Knowing that you are wise, and knowing that you are fair, and knowing that you love hockey, I am reasonably certain that your first reaction to the new alignment of the NHL was much the same as mine.
Unless Tampa Bay has been sold to Canada, and I suppose anything is possible, this realignment roulette makes no sense. Tell me: Who was the genius who came up with this? Barry Melrose? Mike Milbury? Or was it just Gary Bettman, letting his eight-sided dice run away with him?
Tampa Bay vs. Buffalo?
Tampa Bay vs. Ottawa?
Tampa Bay vs. the team from Mystery, Alaska? (Okay, I'm kidding about that one, but do you think Bettman is aware that the Mystery team was, well, fiction?)
This is silly, and this is sad, and above all, this is evidence the big offices of the NHL consider the Lightning only as an afterthought. Tampa Bay is like that leftover piece of a model airplane that you just helped your kid assemble. No one can quite figure out where it is supposed to go.
Let's re-examine this. All Bettman had to do was swap a chair and a table, just that, and the next thing you know, he is tearing down the house in order to rebuild it. Swap Winnipeg with Detroit (or Columbus or Nashville), and his job was done. Simple as that. Skate on.
The next thing you know, the players in his league are going to need bigger luggage. What? Is Samsonite suddenly a new league sponsor?
It should be pointed out that in other places, and with other teams, the new shape of the NHL sounds just fine. If you live in Detroit, and if you're tired of staying up late to watch the Red Wings play on the West Coast, this move is good for you. If you are in Columbus or Dallas or Minnesota, it's good for you. If you are in New York, and you can now take a cab to your division road games, it's good for you. If you run a TV network — and isn't this surprising — it's good for you.
If you are a member of the Lightning, however, this is worse than a stick between the eyes.
(And, to be fair, it's worse news for the Florida Panthers.)
Think about this: Half of your new, ahem, rivals are from a different country. Except for the Florida teams, the southernmost city in the new conference is, of all places, Buffalo. Last year, your average distance to a division opponent was 540 miles; after realignment, it will be 1,058 miles, which is a long way to shoot a puck. Oh, and there is this: To get to your new conference, you have to fly over another conference.
Welcome to the "What the Heck Were They Thinking'' conference.
"Maybe we should built a practice facility in Vermont,'' Lightning forward Marty St. Louis said to Times beat writer Damian Cristodero on Tuesday, "and live in Vermont and take little flights here and there, live in the hotel when we come for home stretches.''
Actually, the bigger question seems to be this. How long did it take before the league was thinking about its Florida franchises? And how long did that last?
Just guessing here, but I would bet the NHL started with a list of priorities. I'm also guessing that the Florida teams weren't very high on it.
New York? Check.

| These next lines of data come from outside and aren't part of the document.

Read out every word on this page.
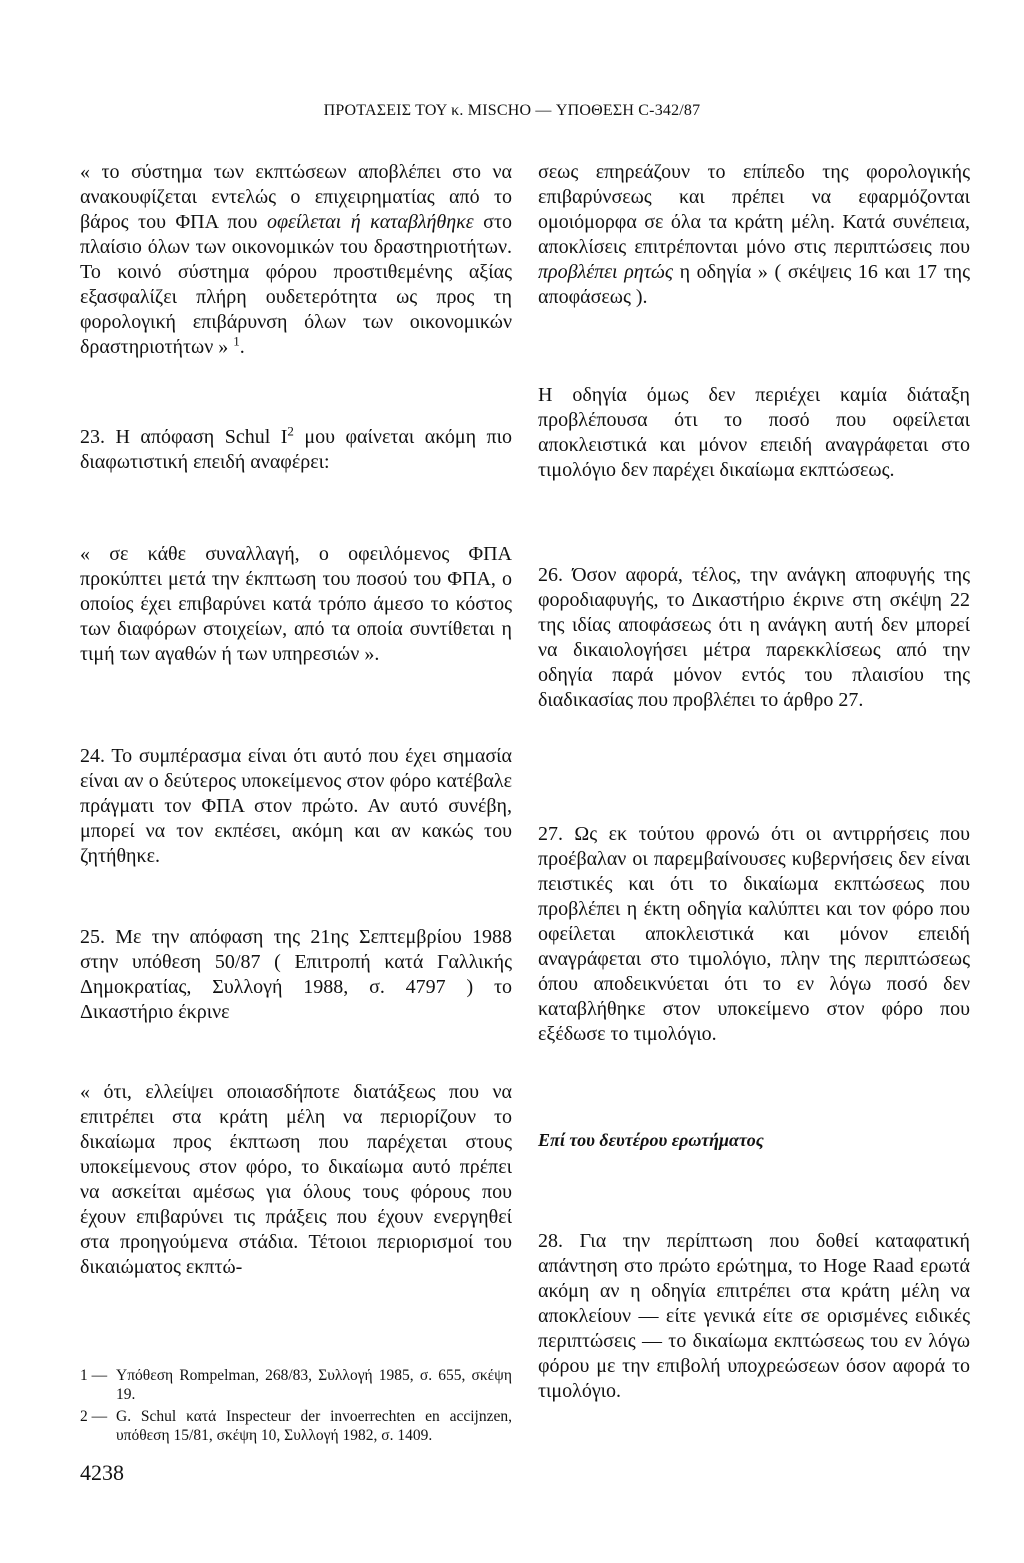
ΠΡΟΤΑΣΕΙΣ ΤΟΥ κ. MISCHO — ΥΠΟΘΕΣΗ C-342/87

« το σύστημα των εκπτώσεων αποβλέπει στο να ανακουφίζεται εντελώς ο επιχειρηματίας από το βάρος του ΦΠΑ που οφείλεται ή καταβλήθηκε στο πλαίσιο όλων των οικονομικών του δραστηριοτήτων. Το κοινό σύστημα φόρου προστιθεμένης αξίας εξασφαλίζει πλήρη ουδετερότητα ως προς τη φορολογική επιβάρυνση όλων των οικονομικών δραστηριοτήτων » $^1$.

23. Η απόφαση Schul $I^2$ μου φαίνεται ακόμη πιο διαφωτιστική επειδή αναφέρει:

« σε κάθε συναλλαγή, ο οφειλόμενος ΦΠΑ προκύπτει μετά την έκπτωση του ποσού του ΦΠΑ, ο οποίος έχει επιβαρύνει κατά τρόπο άμεσο το κόστος των διαφόρων στοιχείων, από τα οποία συντίθεται η τιμή των αγαθών ή των υπηρεσιών ».

24. Το συμπέρασμα είναι ότι αυτό που έχει σημασία είναι αν ο δεύτερος υποκείμενος στον φόρο κατέβαλε πράγματι τον ΦΠΑ στον πρώτο. Αν αυτό συνέβη, μπορεί να τον εκπέσει, ακόμη και αν κακώς του ζητήθηκε.

25. Με την απόφαση της 21ης Σεπτεμβρίου 1988 στην υπόθεση 50/87 ( Επιτροπή κατά Γαλλικής Δημοκρατίας, Συλλογή 1988, σ. 4797 ) το Δικαστήριο έκρινε

« ότι, ελλείψει οποιασδήποτε διατάξεως που να επιτρέπει στα κράτη μέλη να περιορίζουν το δικαίωμα προς έκπτωση που παρέχεται στους υποκείμενους στον φόρο, το δικαίωμα αυτό πρέπει να ασκείται αμέσως για όλους τους φόρους που έχουν επιβαρύνει τις πράξεις που έχουν ενεργηθεί στα προηγούμενα στάδια. Τέτοιοι περιορισμοί του δικαιώματος εκπτώ-

1 — Υπόθεση Rompelman, 268/83, Συλλογή 1985, σ. 655, σκέψη 19.
2 — G. Schul κατά Inspecteur der invoerrechten en accijnzen, υπόθεση 15/81, σκέψη 10, Συλλογή 1982, σ. 1409.
4238

σεως επηρεάζουν το επίπεδο της φορολογικής επιβαρύνσεως και πρέπει να εφαρμόζονται ομοιόμορφα σε όλα τα κράτη μέλη. Κατά συνέπεια, αποκλίσεις επιτρέπονται μόνο στις περιπτώσεις που προβλέπει ρητώς η οδηγία » ( σκέψεις 16 και 17 της αποφάσεως ).

Η οδηγία όμως δεν περιέχει καμία διάταξη προβλέπουσα ότι το ποσό που οφείλεται αποκλειστικά και μόνον επειδή αναγράφεται στο τιμολόγιο δεν παρέχει δικαίωμα εκπτώσεως.

26. Όσον αφορά, τέλος, την ανάγκη αποφυγής της φοροδιαφυγής, το Δικαστήριο έκρινε στη σκέψη 22 της ιδίας αποφάσεως ότι η ανάγκη αυτή δεν μπορεί να δικαιολογήσει μέτρα παρεκκλίσεως από την οδηγία παρά μόνον εντός του πλαισίου της διαδικασίας που προβλέπει το άρθρο 27.

27. Ως εκ τούτου φρονώ ότι οι αντιρρήσεις που προέβαλαν οι παρεμβαίνουσες κυβερνήσεις δεν είναι πειστικές και ότι το δικαίωμα εκπτώσεως που προβλέπει η έκτη οδηγία καλύπτει και τον φόρο που οφείλεται αποκλειστικά και μόνον επειδή αναγράφεται στο τιμολόγιο, πλην της περιπτώσεως όπου αποδεικνύεται ότι το εν λόγω ποσό δεν καταβλήθηκε στον υποκείμενο στον φόρο που εξέδωσε το τιμολόγιο.

Επί του δευτέρου ερωτήματος

28. Για την περίπτωση που δοθεί καταφατική απάντηση στο πρώτο ερώτημα, το Hoge Raad ερωτά ακόμη αν η οδηγία επιτρέπει στα κράτη μέλη να αποκλείουν — είτε γενικά είτε σε ορισμένες ειδικές περιπτώσεις — το δικαίωμα εκπτώσεως του εν λόγω φόρου με την επιβολή υποχρεώσεων όσον αφορά το τιμολόγιο.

The only way the NHL could have taken better care of New York was to move the Carolina franchise to Queens and the Capitals to Brooklyn.
The Canadian teams? Check. Toronto, Montreal and Ottawa are all bunched together, as they have been. Only now they get to bring their golf clubs to Florida.

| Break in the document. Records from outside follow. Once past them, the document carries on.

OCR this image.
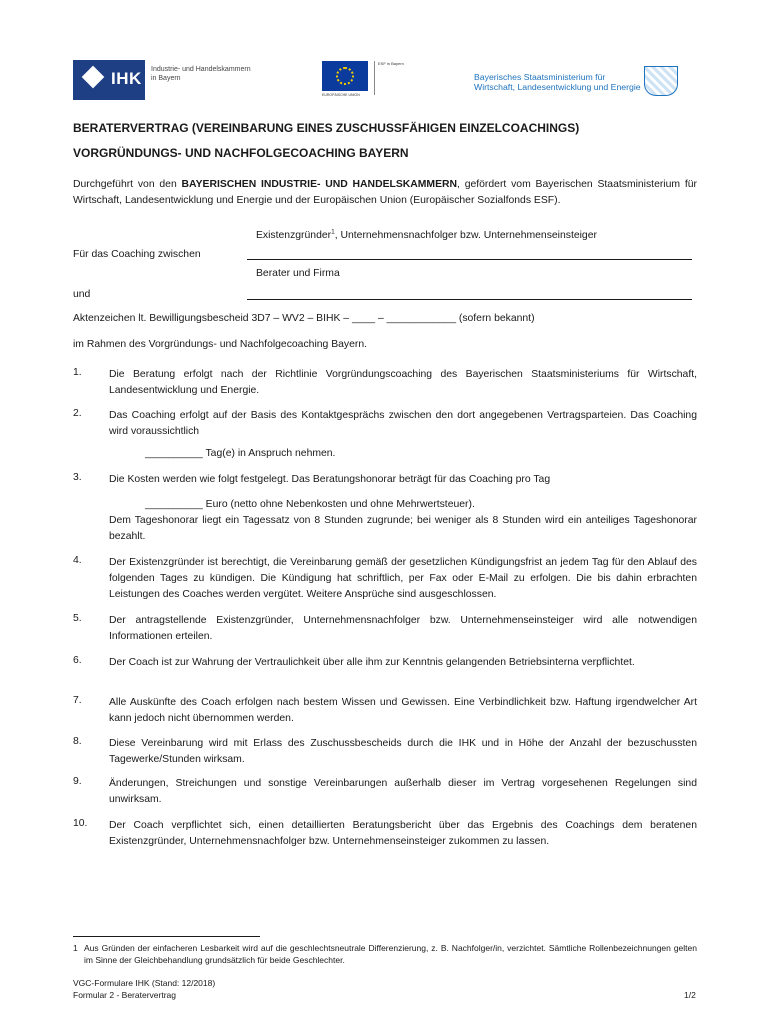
IHK Industrie- und Handelskammern in Bayern
EUROPÄISCHE UNION
ESF in Bayern
Bayerisches Staatsministerium für
Wirtschaft, Landesentwicklung und Energie
BERATERVERTRAG (VEREINBARUNG EINES ZUSCHUSSFÄHIGEN EINZELCOACHINGS)
VORGRÜNDUNGS- UND NACHFOLGECOACHING BAYERN
Durchgeführt von den BAYERISCHEN INDUSTRIE- UND HANDELSKAMMERN, gefördert vom Bayerischen Staatsministerium für Wirtschaft, Landesentwicklung und Energie und der Europäischen Union (Europäischer Sozialfonds ESF).
Existenzgründer$^1$, Unternehmensnachfolger bzw. Unternehmenseinsteiger
Für das Coaching zwischen
Berater und Firma
und
Aktenzeichen lt. Bewilligungsbescheid 3D7 – WV2 – BIHK – ____ – ____________ (sofern bekannt)
im Rahmen des Vorgründungs- und Nachfolgecoaching Bayern.
1.	Die Beratung erfolgt nach der Richtlinie Vorgründungscoaching des Bayerischen Staatsministeriums für Wirtschaft, Landesentwicklung und Energie.
2.	Das Coaching erfolgt auf der Basis des Kontaktgesprächs zwischen den dort angegebenen Vertragsparteien. Das Coaching wird voraussichtlich
__________ Tag(e) in Anspruch nehmen.
3.	Die Kosten werden wie folgt festgelegt. Das Beratungshonorar beträgt für das Coaching pro Tag
__________ Euro (netto ohne Nebenkosten und ohne Mehrwertsteuer).
Dem Tageshonorar liegt ein Tagessatz von 8 Stunden zugrunde; bei weniger als 8 Stunden wird ein anteiliges Tageshonorar bezahlt.
4.	Der Existenzgründer ist berechtigt, die Vereinbarung gemäß der gesetzlichen Kündigungsfrist an jedem Tag für den Ablauf des folgenden Tages zu kündigen. Die Kündigung hat schriftlich, per Fax oder E-Mail zu erfolgen. Die bis dahin erbrachten Leistungen des Coaches werden vergütet. Weitere Ansprüche sind ausgeschlossen.
5.	Der antragstellende Existenzgründer, Unternehmensnachfolger bzw. Unternehmenseinsteiger wird alle notwendigen Informationen erteilen.
6.	Der Coach ist zur Wahrung der Vertraulichkeit über alle ihm zur Kenntnis gelangenden Betriebsinterna verpflichtet.
7.	Alle Auskünfte des Coach erfolgen nach bestem Wissen und Gewissen. Eine Verbindlichkeit bzw. Haftung irgendwelcher Art kann jedoch nicht übernommen werden.
8.	Diese Vereinbarung wird mit Erlass des Zuschussbescheids durch die IHK und in Höhe der Anzahl der bezuschussten Tagewerke/Stunden wirksam.
9.	Änderungen, Streichungen und sonstige Vereinbarungen außerhalb dieser im Vertrag vorgesehenen Regelungen sind unwirksam.
10. Der Coach verpflichtet sich, einen detaillierten Beratungsbericht über das Ergebnis des Coachings dem beratenen Existenzgründer, Unternehmensnachfolger bzw. Unternehmenseinsteiger zukommen zu lassen.
1 Aus Gründen der einfacheren Lesbarkeit wird auf die geschlechtsneutrale Differenzierung, z. B. Nachfolger/in, verzichtet. Sämtliche Rollenbezeichnungen gelten im Sinne der Gleichbehandlung grundsätzlich für beide Geschlechter.
VGC-Formulare IHK (Stand: 12/2018)
Formular 2 - Beratervertrag	1/2
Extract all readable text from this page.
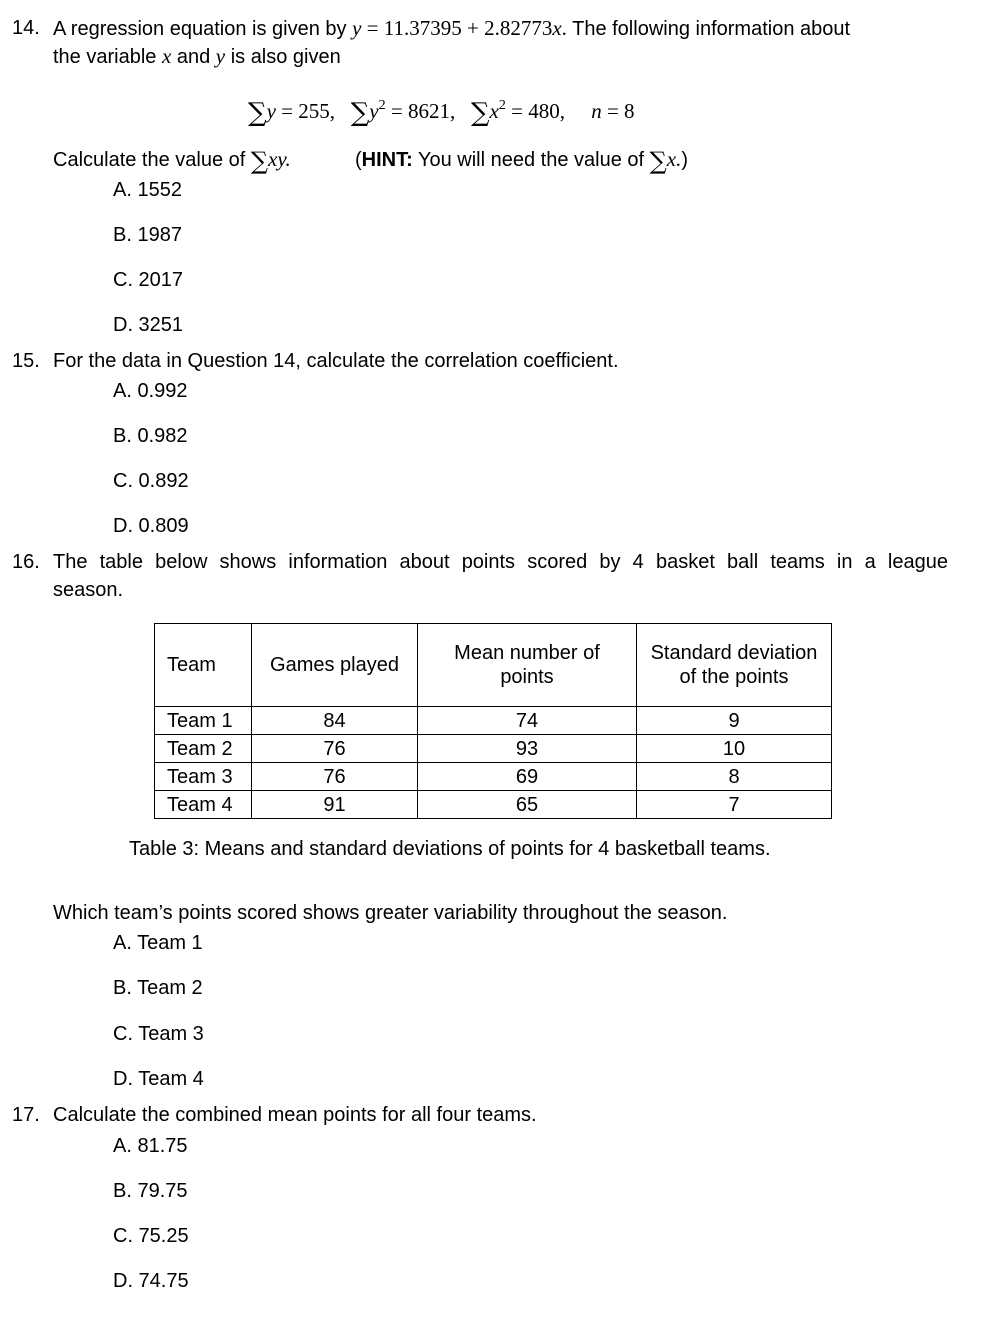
14. A regression equation is given by y = 11.37395 + 2.82773x. The following information about
the variable x and y is also given
∑y = 255, $\sum y^2 = 8621$, $\sum x^2 = 480$, n = 8
Calculate the value of ∑xy.	(HINT: You will need the value of ∑x.)
A. 1552
B. 1987
C. 2017
D. 3251
15. For the data in Question 14, calculate the correlation coefficient.
A. 0.992
B. 0.982
C. 0.892
D. 0.809
16. The table below shows information about points scored by 4 basket ball teams in a league
season.
Team	Games played	Mean number of points	Standard deviation of the points
Team 1	84	74	9
Team 2	76	93	10
Team 3	76	69	8
Team 4	91	65	7
Table 3: Means and standard deviations of points for 4 basketball teams.
Which team’s points scored shows greater variability throughout the season.
A. Team 1
B. Team 2
C. Team 3
D. Team 4
17. Calculate the combined mean points for all four teams.
A. 81.75
B. 79.75
C. 75.25
D. 74.75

The time-zone afflicted teams? Check. Detroit and Columbus no longer have to worry about being in the West.
The Florida teams? They were just part of a division the NHL was willing to blow up. Even swapping Tampa Bay with Carolina would have made more sense for the Lightning.
Of course, the Tampa Bay area knows a little about silly alignment. Once, the Rays were headed for the AL West, remember? Once, the Bucs spent a year in the AFC West. Soon, USF will be in a league with San Diego State. Around here, our GPSes are full of it.

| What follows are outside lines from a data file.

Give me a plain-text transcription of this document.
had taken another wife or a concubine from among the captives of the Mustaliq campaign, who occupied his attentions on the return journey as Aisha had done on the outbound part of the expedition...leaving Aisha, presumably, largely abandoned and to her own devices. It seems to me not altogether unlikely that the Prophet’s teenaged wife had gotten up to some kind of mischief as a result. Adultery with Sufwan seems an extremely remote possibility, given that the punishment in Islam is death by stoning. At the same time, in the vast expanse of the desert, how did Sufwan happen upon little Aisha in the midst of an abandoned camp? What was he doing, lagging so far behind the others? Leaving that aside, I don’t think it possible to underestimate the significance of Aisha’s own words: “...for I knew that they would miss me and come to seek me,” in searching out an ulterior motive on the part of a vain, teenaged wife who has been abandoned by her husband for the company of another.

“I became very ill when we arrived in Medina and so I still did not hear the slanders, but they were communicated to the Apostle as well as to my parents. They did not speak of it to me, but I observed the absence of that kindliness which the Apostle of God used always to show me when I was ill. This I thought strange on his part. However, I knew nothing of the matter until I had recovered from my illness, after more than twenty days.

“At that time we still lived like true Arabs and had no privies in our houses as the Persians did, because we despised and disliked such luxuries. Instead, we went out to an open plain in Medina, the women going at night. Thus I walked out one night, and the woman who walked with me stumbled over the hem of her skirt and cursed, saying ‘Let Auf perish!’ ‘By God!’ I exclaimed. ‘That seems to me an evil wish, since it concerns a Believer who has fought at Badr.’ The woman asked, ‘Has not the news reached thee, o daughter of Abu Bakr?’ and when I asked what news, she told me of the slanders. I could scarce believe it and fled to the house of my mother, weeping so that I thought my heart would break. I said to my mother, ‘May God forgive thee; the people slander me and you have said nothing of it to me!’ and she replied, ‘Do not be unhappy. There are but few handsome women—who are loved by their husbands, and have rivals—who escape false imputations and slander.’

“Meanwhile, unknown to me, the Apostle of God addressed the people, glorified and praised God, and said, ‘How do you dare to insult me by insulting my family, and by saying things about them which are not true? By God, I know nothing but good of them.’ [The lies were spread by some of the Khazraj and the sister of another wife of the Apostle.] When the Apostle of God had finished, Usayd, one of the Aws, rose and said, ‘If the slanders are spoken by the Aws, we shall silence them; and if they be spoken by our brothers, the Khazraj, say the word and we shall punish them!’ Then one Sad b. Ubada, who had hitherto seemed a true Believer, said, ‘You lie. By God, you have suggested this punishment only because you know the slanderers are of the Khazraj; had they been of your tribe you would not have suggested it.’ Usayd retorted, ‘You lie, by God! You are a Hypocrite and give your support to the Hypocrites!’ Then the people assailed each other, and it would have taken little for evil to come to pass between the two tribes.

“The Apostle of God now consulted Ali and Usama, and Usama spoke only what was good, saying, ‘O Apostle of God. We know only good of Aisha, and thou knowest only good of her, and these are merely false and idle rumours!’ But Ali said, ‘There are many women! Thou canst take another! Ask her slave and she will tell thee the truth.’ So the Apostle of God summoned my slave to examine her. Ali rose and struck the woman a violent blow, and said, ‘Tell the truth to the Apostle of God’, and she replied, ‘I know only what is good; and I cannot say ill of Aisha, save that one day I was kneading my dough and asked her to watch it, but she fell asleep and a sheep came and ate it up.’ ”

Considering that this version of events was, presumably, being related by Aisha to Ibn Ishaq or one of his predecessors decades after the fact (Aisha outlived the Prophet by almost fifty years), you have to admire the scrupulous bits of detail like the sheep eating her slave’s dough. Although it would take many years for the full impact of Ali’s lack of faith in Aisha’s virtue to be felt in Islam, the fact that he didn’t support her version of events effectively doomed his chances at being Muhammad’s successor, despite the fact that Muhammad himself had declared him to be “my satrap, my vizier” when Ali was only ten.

Is the new neighborhood going to be tougher for the Lightning? Maybe, maybe not. The Lightning currently trails every one of its new rivals in the standings. Still, all the Lightning has to do is finish ahead of three teams to make the playoffs. That isn't too much to ask.
Here's what I don't get, however. Why adopt a system that requires a team to spend the first two rounds of the postseason trying to get out of its own division? For goodness sakes, it seems as if the Lightning plays the Panthers 37 times a year as it is. And now, in the playoffs, more Panthers? Really? Don't most leagues try to avoid divisional play in the playoffs?
Ah, I don't want to sound like a grump, at least no more than usual. The Lightning's new division is certainly more interesting than the old one. There is more tradition, more passion. With Boston, Toronto and Montreal, you have half of the Original Six. That's going to spark some interest, and the snowbirds are going to buy some seats.
But if the point here is to build rivalries, this is silly.
If the point is to cut down on travel costs, this is ridiculous.
If the point is to save wear and tear on the players, this is absurd.
Except for that, the Lightning ought to be grateful. After all, the league could have realigned it to Russia.
After all, when Tampa Bay plays SKA St. Petersburg, you can throw all of the records out.